Oh poor me!. Tiba-tiba Nash merasa seluruh dunia menertawakan dirinya yang masih saja salah tingkah atas insiden tadi, padahal Casey saja sudah melupakannya. Bahkan secara terang-terangan meminta dirinya agar melupakan kejadian tadi. Sangat terkesan dirinya terlalu meikirkan pelukan tadi. Bagaimana tidak, ia sudah dengan lancang memeluk putra anggota parlemen Inggris, Eddie Foreman!
“Aku sangat berterima kasih atas bantuanmu.”, ucap Nash menekan rasa malunya.
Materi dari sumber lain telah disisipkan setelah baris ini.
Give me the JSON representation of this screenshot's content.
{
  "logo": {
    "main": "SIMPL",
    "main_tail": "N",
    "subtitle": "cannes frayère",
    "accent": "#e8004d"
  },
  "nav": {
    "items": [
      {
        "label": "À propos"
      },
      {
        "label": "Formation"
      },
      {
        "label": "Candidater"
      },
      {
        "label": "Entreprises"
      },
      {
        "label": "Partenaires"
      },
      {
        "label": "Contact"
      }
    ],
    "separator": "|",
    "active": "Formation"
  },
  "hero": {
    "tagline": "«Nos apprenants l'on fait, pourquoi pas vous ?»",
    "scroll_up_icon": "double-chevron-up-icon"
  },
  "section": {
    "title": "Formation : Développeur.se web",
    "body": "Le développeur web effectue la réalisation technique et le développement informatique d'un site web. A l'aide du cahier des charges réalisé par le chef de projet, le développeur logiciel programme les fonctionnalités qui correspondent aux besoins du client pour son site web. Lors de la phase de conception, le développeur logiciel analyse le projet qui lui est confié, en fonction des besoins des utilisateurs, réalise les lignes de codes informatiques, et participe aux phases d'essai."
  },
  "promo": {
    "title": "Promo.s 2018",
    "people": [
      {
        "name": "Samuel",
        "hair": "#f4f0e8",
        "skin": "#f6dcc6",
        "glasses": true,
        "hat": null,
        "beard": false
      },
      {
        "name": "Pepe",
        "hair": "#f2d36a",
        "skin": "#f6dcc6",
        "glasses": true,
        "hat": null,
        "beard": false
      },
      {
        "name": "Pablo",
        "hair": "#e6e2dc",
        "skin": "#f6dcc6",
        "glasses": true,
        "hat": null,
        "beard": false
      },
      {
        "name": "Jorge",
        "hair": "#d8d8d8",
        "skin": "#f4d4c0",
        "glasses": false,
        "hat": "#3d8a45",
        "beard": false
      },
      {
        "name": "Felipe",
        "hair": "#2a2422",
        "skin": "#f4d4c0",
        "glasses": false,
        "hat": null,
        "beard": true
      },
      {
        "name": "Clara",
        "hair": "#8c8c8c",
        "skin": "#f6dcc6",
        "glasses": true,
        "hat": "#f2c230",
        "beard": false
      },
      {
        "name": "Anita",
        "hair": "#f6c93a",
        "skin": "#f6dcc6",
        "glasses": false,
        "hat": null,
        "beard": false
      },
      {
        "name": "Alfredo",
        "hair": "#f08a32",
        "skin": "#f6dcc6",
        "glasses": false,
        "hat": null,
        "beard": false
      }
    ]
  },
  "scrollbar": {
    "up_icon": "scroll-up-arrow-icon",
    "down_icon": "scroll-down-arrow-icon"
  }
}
“Never mind.”, tanggap Casey. “Oh ya, aku sudah membicarakan hal ini pada Anne Marie dan ia sangat ingin membantu. Ia siap melakukan apa saja agar klub sastra ini kembali.”
“Aku senang sekali mendengarnya. Tapi apa benar ia bersedia melakukan cara-cara yang biasa aku lakukan di New York University.”
“Asal jangan sampai membunuhnya, ia bersedia.”
Nash tertawa kecil. Ia memandang Casey sejenak. Ia tidak menyangka bahwa pria yang ada di hadapannya ini adalah Casey Foreman, putra dari seorang tokoh yang sangat dikaguminya. Ia tidak pernah berpikir akan mengenal apalagi sampai ditolong olehnya seperti ini.
Casey balas memandang Nash. Ia sengaja menaruh tanggannya di dagu seakan sedang memperhatikan Nash.
“What are you looking at?”
“You”
Nash tertawa renyah. Ia segera membuang pandangannya jauh-jauh.